Benjamin Patterson

Pharmakos

Submerged in the floe, something germinated.
a sheet of light, frozen in glass, had bloomed.

Slanting moonbeams sloshed in buckets at the
levy of a tin river, silently guiding me. So I
wandered, following traces and undulating
shadows,

Sweeping across the stars, I followed. 

To be nowhere, compressed underneath winter’s
mountainous clouds and gray chasms there
was respite.

A recollection of tenderness, a contrast to 
angular gale, tassels swayed in the spruces.

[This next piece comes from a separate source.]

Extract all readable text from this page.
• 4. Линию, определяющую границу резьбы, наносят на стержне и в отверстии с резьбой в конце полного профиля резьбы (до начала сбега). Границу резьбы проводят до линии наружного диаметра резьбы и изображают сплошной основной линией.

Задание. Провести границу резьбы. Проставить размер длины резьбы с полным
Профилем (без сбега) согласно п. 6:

Something had been born, or it had been
realized; spirals, drifting blue and green
propagated, a 
geography of sound was incubated.

Rainy streets, with headlights moving as pillars
across their shining blackness rang.
dull substance turned to melody, as I glided
among muted hallways and empty bricks.

Something had evolved, a world of textured
motion swimming amidst the ambience.

An oil pump, surrounded by an orbit of
flaccid wheat cried liberation,
darkness and the promise of flame
inhabiting its hollow veins.

In the desiccated confluence, sacrifice
flowed through burgeoning cracks.
earth’s blood demanded blood, so
poignant must bleed, melancholy
surrendering to ash.

As the days turned, so did the extraction,
vividness subsiding to rust.
I stared out the window, wishing to
flee the paleness. Such slow brutality,
rotting in place.

Benjamin Patterson is a 15-year-old high school student living in Lawrence, Kansas. He's the recipient of several Scholastic Writing Awards. This is his first publication.